Elsewhere a two-year-old baby and three other people were killed. Israel carried out about 50 raids on targets its army says are tunnels, rocket-launchers and suspected weapons stores, including two mosques.
At least 55 Palestinians were killed on Friday, including at least ten people who died when a tank shell hit their house. The deaths bring the toll in Operation Cast Lead to at least 1,188 Palestinians, including 410 children, and 5,285 wounded, while on the Israeli side ten soldiers and three civilians have been killed in combat or in rocket strikes.
The Security Cabinet is expected to announce a unilateral ceasefire this evening. Since the beginning of the operation, there have been different tendencies amongst its ranks. Foreign Minister Tzipi Livni, who has to deal with the diplomatic fallout, was reported to favour a more limited operation than Prime Minister Ehud Olmert and several other ministers.
The Israelis are reported to be happy with an agreement with the US to police the Rafah crossing from Gaza into Egypt. They say that it is a transit point for arms to Palestinian fighters.
Exiled Hamas leader Khaled Meshaal told Arab leaders meeting in Doha on Friday that his Islamist movement would not accept a ceasefire, that did not provide for a full Israeli pullout and the opening of Gaza’s borders, including that with Egypt.
The Israelis say they will keep troops in Gaza but expect Hamas to hold its fire if they do.
On Friday the UN General Assembly called for an immediate truce, with 142 votes in favour, six against, eight declared abstentions.
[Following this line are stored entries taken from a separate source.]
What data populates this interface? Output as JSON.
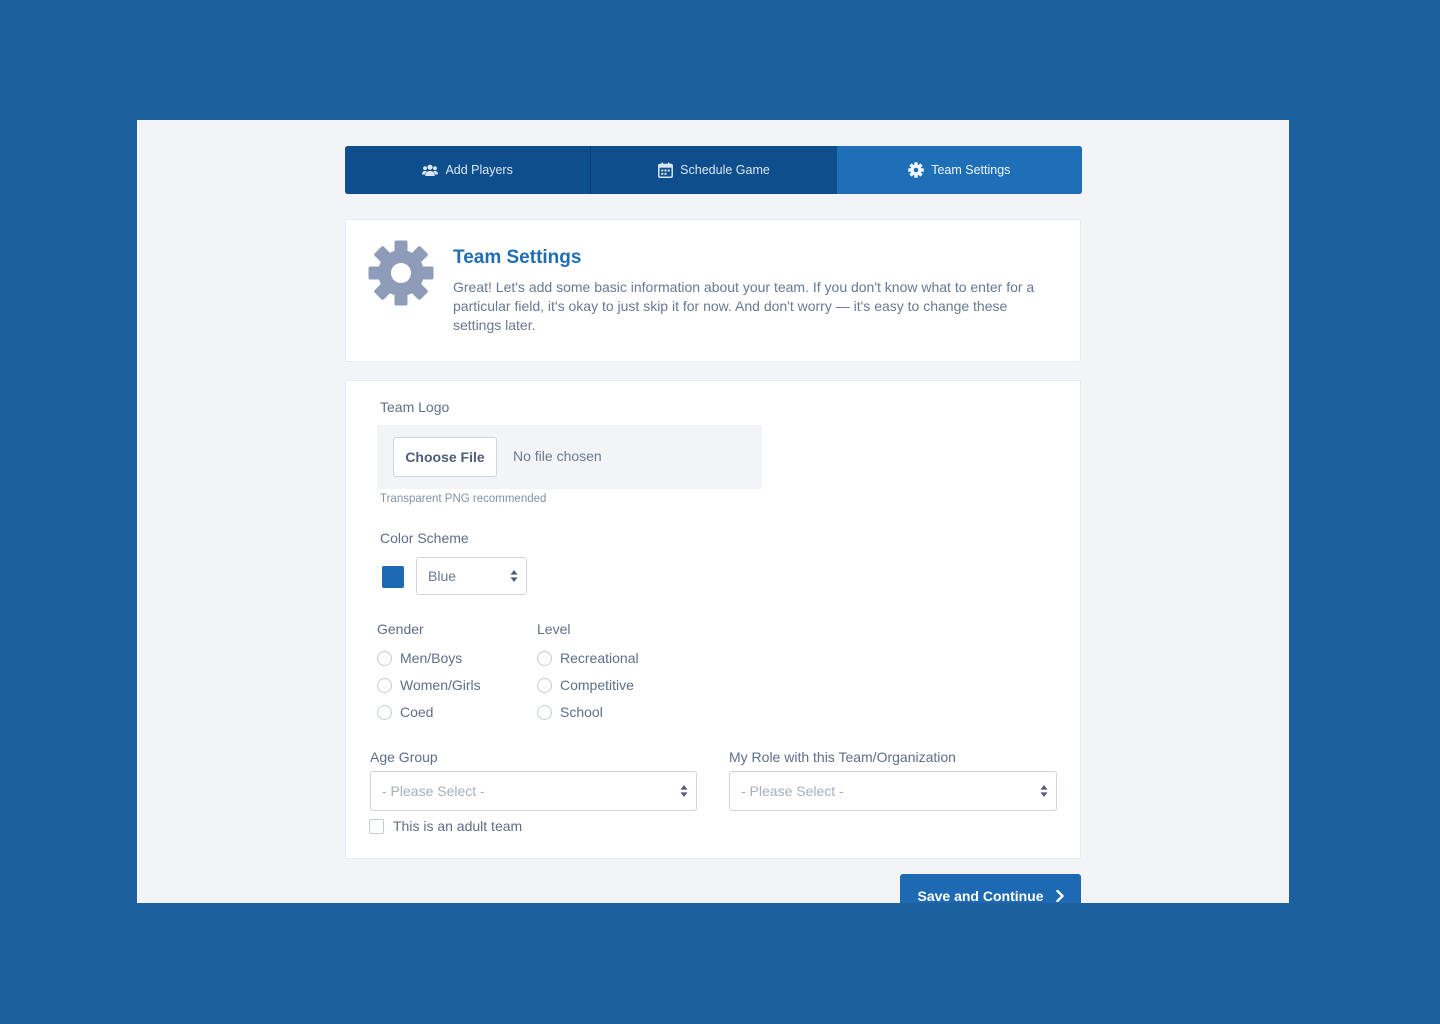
{
  "tabs": [
    {
      "label": "Add Players",
      "icon": "users-icon",
      "active": false
    },
    {
      "label": "Schedule Game",
      "icon": "calendar-icon",
      "active": false
    },
    {
      "label": "Team Settings",
      "icon": "gear-icon",
      "active": true
    }
  ],
  "intro": {
    "icon": "gear-icon",
    "title": "Team Settings",
    "body": "Great! Let's add some basic information about your team. If you don't know what to enter for a particular field, it's okay to just skip it for now. And don't worry — it's easy to change these settings later."
  },
  "form": {
    "team_logo": {
      "label": "Team Logo",
      "button_label": "Choose File",
      "status": "No file chosen",
      "hint": "Transparent PNG recommended"
    },
    "color_scheme": {
      "label": "Color Scheme",
      "swatch_color": "#1d6ab2",
      "selected": "Blue"
    },
    "gender": {
      "label": "Gender",
      "options": [
        "Men/Boys",
        "Women/Girls",
        "Coed"
      ]
    },
    "level": {
      "label": "Level",
      "options": [
        "Recreational",
        "Competitive",
        "School"
      ]
    },
    "age_group": {
      "label": "Age Group",
      "placeholder": "- Please Select -"
    },
    "role": {
      "label": "My Role with this Team/Organization",
      "placeholder": "- Please Select -"
    },
    "adult_team": {
      "label": "This is an adult team",
      "checked": false
    }
  },
  "save_button": {
    "label": "Save and Continue",
    "icon": "chevron-right-icon"
  },
  "colors": {
    "background": "#1c619e",
    "tab_bar": "#0f4e8c",
    "tab_active": "#1f6fb8",
    "accent": "#1d6ab2",
    "gear_icon": "#8e9cba"
  }
}
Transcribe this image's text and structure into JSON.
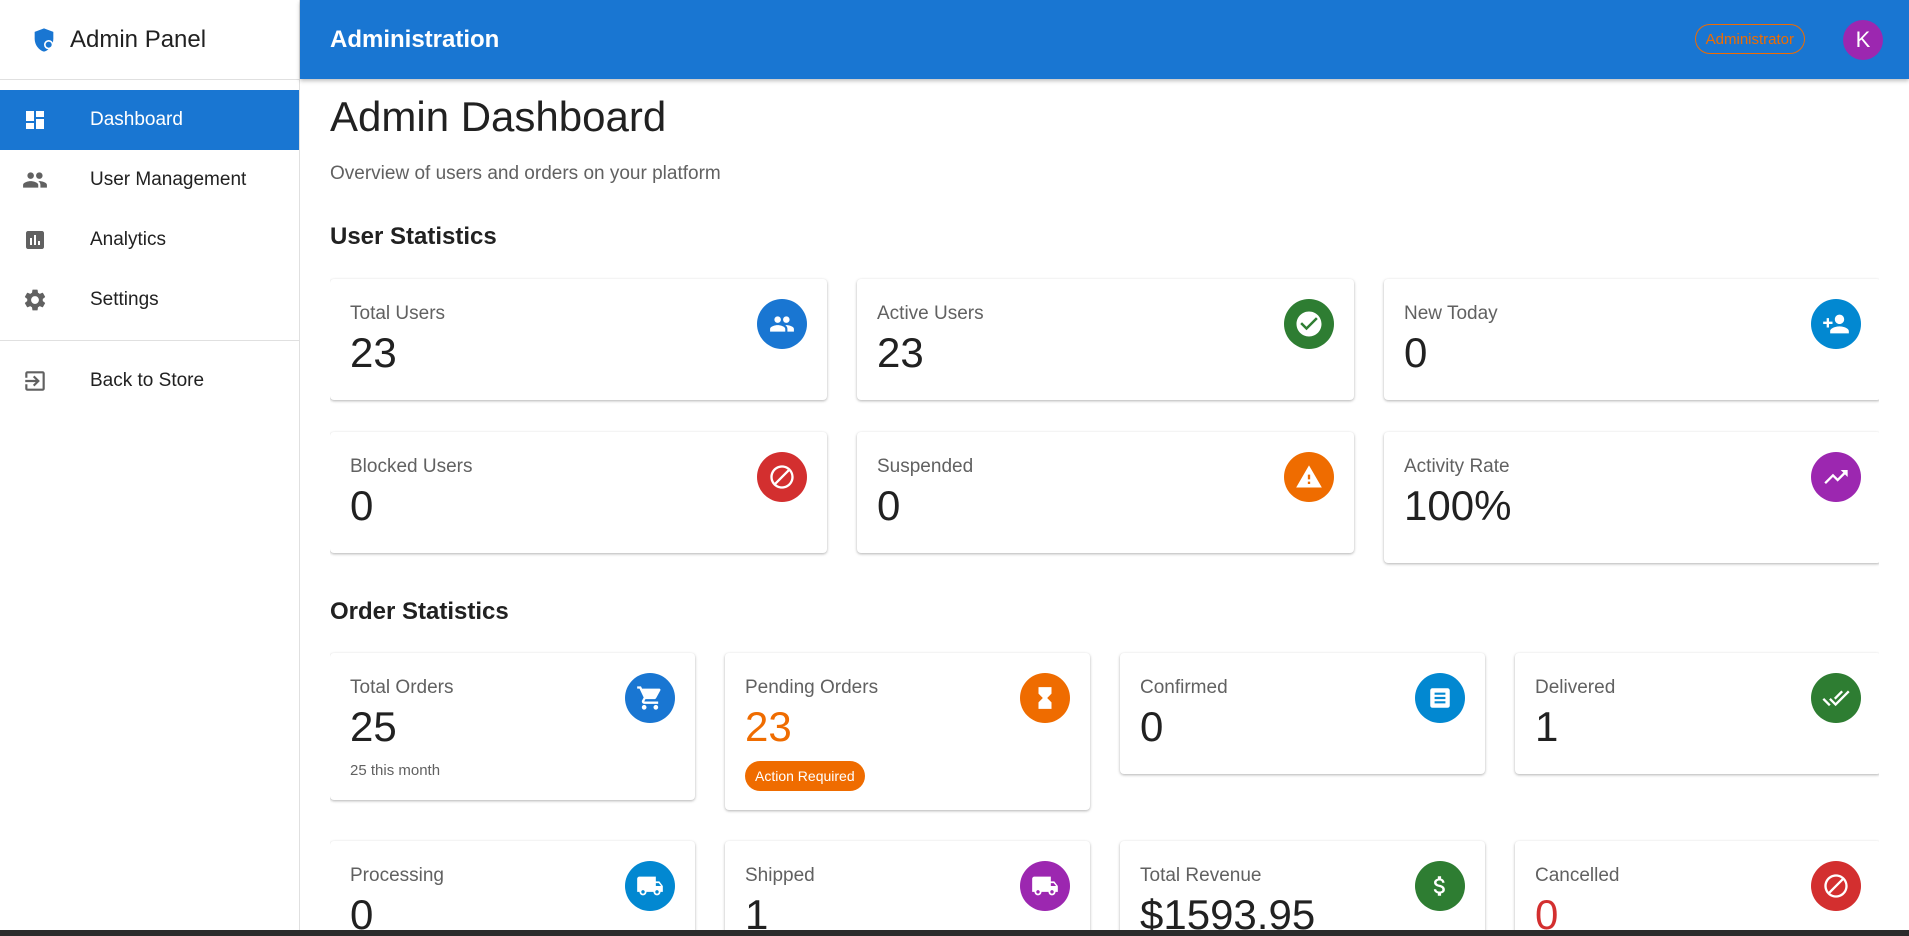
{
  "app": {
    "brand": "Admin Panel",
    "top_title": "Administration",
    "role": "Administrator",
    "avatar_initial": "K"
  },
  "sidebar": {
    "items": [
      {
        "label": "Dashboard",
        "icon": "dashboard-icon",
        "active": true
      },
      {
        "label": "User Management",
        "icon": "people-icon"
      },
      {
        "label": "Analytics",
        "icon": "analytics-icon"
      },
      {
        "label": "Settings",
        "icon": "gear-icon"
      }
    ],
    "back": {
      "label": "Back to Store",
      "icon": "exit-icon"
    }
  },
  "page": {
    "title": "Admin Dashboard",
    "subtitle": "Overview of users and orders on your platform"
  },
  "user_stats": {
    "title": "User Statistics",
    "cards": [
      {
        "label": "Total Users",
        "value": "23",
        "icon": "people-icon",
        "color": "#1976d2"
      },
      {
        "label": "Active Users",
        "value": "23",
        "icon": "check-circle-icon",
        "color": "#2e7d32"
      },
      {
        "label": "New Today",
        "value": "0",
        "icon": "person-add-icon",
        "color": "#0288d1"
      },
      {
        "label": "Blocked Users",
        "value": "0",
        "icon": "block-icon",
        "color": "#d32f2f"
      },
      {
        "label": "Suspended",
        "value": "0",
        "icon": "warning-icon",
        "color": "#ef6c00"
      },
      {
        "label": "Activity Rate",
        "value": "100%",
        "icon": "trending-up-icon",
        "color": "#9c27b0"
      }
    ]
  },
  "order_stats": {
    "title": "Order Statistics",
    "cards": [
      {
        "label": "Total Orders",
        "value": "25",
        "sub": "25 this month",
        "icon": "cart-icon",
        "color": "#1976d2"
      },
      {
        "label": "Pending Orders",
        "value": "23",
        "chip": "Action Required",
        "icon": "hourglass-icon",
        "color": "#ef6c00"
      },
      {
        "label": "Confirmed",
        "value": "0",
        "icon": "receipt-icon",
        "color": "#0288d1"
      },
      {
        "label": "Delivered",
        "value": "1",
        "icon": "done-all-icon",
        "color": "#2e7d32"
      },
      {
        "label": "Processing",
        "value": "0",
        "icon": "truck-icon",
        "color": "#0288d1"
      },
      {
        "label": "Shipped",
        "value": "1",
        "icon": "truck-icon",
        "color": "#9c27b0"
      },
      {
        "label": "Total Revenue",
        "value": "$1593.95",
        "icon": "dollar-icon",
        "color": "#2e7d32"
      },
      {
        "label": "Cancelled",
        "value": "0",
        "icon": "block-icon",
        "color": "#d32f2f"
      }
    ]
  }
}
Israel, the US and Nauru refused to cast votes.
After hours of negotiation, a reference to Israel as "the occupying power" in Gaza was dropped and a sentence calling for the protection of the Palestinian and Israeli civilian populations inserted.
Israel, backed by the US, had tried to prevent the vote on the grounds that the resolution was "one-sided" and "procedurally flawed”.